You cannot think your way out of grief. There is nothing you can do. It sits in you and it rots and twists because you don’t know where to place it, and the people sabotage themselves. Or you just allow yourself to feel it and you cry daily like I am doing currently as Christmas draws closer.
Grief is brutal. But you cannot think you way out of it. You can’t overthink it either – grief jolts you out of your head and deep into the visceral experience of your physical being.
It’s impossible to overthink grief. You can’t because every time you do you’re put back into your body and you cry or ache or get sick or hurt or whatever else comes out in your physical knowing of grief.
I know because I’ve tried. My default state is thinking, like we are taught. I used to overthink everything. But last night I told Rob I wanted to just stop feeling it for a while, I’m tired of always crying. But he told me no, this is not bad, this is normal, keep crying and feeling whatever you need to.
So, I feel I am doing what is needed for me. Everyone grieves differently though.
Is It Possible To Shift From A Thinking State To A Feeling State
But what I was thinking about today, in the dark of the storm and the blankness of my paper
Is not about death, but about life. What if we all thought a little less, and felt a little more?
What would be needed, to make that happen. How would our lives, change for the better?

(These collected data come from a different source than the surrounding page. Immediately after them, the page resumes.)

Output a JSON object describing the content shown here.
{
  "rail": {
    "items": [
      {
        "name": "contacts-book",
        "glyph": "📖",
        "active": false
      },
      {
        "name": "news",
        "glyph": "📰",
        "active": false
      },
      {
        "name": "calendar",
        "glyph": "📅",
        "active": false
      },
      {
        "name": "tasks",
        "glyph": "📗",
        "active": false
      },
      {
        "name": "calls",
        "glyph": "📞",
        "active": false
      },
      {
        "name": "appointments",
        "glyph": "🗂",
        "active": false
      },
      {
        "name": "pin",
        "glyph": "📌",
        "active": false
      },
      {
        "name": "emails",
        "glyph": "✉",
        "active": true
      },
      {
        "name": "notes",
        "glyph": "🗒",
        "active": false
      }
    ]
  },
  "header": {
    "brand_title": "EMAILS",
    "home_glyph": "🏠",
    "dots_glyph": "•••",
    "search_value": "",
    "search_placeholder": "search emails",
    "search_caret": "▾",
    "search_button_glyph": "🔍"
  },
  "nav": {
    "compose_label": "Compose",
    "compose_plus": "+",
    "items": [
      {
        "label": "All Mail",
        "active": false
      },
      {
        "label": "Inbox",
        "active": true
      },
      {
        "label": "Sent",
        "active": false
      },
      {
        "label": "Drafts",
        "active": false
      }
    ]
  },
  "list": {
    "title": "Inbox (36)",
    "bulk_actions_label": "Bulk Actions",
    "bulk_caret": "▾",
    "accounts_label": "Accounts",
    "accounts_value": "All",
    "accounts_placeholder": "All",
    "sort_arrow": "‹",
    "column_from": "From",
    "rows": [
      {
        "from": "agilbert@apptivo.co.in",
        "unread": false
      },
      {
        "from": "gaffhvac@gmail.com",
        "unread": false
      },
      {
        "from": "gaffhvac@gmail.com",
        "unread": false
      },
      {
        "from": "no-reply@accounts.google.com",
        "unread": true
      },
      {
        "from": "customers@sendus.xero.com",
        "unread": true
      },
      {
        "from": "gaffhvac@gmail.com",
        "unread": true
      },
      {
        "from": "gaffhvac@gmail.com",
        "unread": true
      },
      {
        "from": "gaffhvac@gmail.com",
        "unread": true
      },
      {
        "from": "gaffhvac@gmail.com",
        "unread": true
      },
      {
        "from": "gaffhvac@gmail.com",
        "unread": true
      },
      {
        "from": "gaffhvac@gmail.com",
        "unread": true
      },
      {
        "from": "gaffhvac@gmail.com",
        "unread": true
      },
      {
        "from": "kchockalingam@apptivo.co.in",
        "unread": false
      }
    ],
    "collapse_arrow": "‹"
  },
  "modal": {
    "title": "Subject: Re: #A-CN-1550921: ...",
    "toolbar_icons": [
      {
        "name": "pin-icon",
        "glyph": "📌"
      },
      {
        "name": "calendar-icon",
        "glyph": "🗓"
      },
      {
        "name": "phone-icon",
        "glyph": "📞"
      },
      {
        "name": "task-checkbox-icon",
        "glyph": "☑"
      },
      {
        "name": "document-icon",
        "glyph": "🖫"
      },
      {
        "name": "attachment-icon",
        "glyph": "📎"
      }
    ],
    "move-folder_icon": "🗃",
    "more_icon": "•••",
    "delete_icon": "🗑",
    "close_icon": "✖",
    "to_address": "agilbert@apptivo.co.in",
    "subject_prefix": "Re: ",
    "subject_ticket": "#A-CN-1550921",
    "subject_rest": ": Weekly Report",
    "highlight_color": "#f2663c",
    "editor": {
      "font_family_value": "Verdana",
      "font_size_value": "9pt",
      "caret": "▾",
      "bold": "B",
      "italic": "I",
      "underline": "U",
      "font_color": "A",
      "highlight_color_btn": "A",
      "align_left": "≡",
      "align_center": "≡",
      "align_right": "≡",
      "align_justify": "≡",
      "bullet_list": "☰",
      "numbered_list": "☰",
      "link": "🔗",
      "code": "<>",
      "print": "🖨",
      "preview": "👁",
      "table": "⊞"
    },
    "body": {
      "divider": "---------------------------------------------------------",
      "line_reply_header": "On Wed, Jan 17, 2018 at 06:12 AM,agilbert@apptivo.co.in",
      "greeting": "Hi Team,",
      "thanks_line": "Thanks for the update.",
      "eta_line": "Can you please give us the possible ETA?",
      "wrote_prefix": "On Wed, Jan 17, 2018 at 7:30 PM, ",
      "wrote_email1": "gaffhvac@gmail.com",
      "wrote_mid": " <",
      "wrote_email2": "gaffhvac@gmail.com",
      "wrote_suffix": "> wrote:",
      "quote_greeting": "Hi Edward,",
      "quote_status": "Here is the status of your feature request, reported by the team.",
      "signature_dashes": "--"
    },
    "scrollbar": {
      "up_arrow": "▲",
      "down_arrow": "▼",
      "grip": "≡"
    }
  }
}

Is it even possible, in a world that teaches us that thinking is the most prized gift we as humans have?
Is it even possible, to allow ourselves time and space to feel?
To change the question from ‘what do I think about that’ to ‘what do I feel’ and ‘how do I want to feel’
That would simply take up too much space in minds that are always so busy, so consumed by thinking how we should do X, or buy Y, or watch Z, or be, or achieve.
I don’t know. Maybe I’m overthinking it 😊
But as I walk another day with grief as my companion, however soft her shadow may be today
What I’m feeling, is that our feelings are gems we keep hidden, as we work towards the prizes that thinking gives us.
But maybe the riches would be far greater, if we were guided by how we feel.
What do you feel today?
How can you feel through a problem or issue?
How can you use feelings to guide you through your work, purpose, and take you into deeper leadership?
A true leader perhaps isn’t just about strategy, or gameplan, or working towards a well-thought out goal
But who acts upon what they feel is the right, good, and joyful thing to do.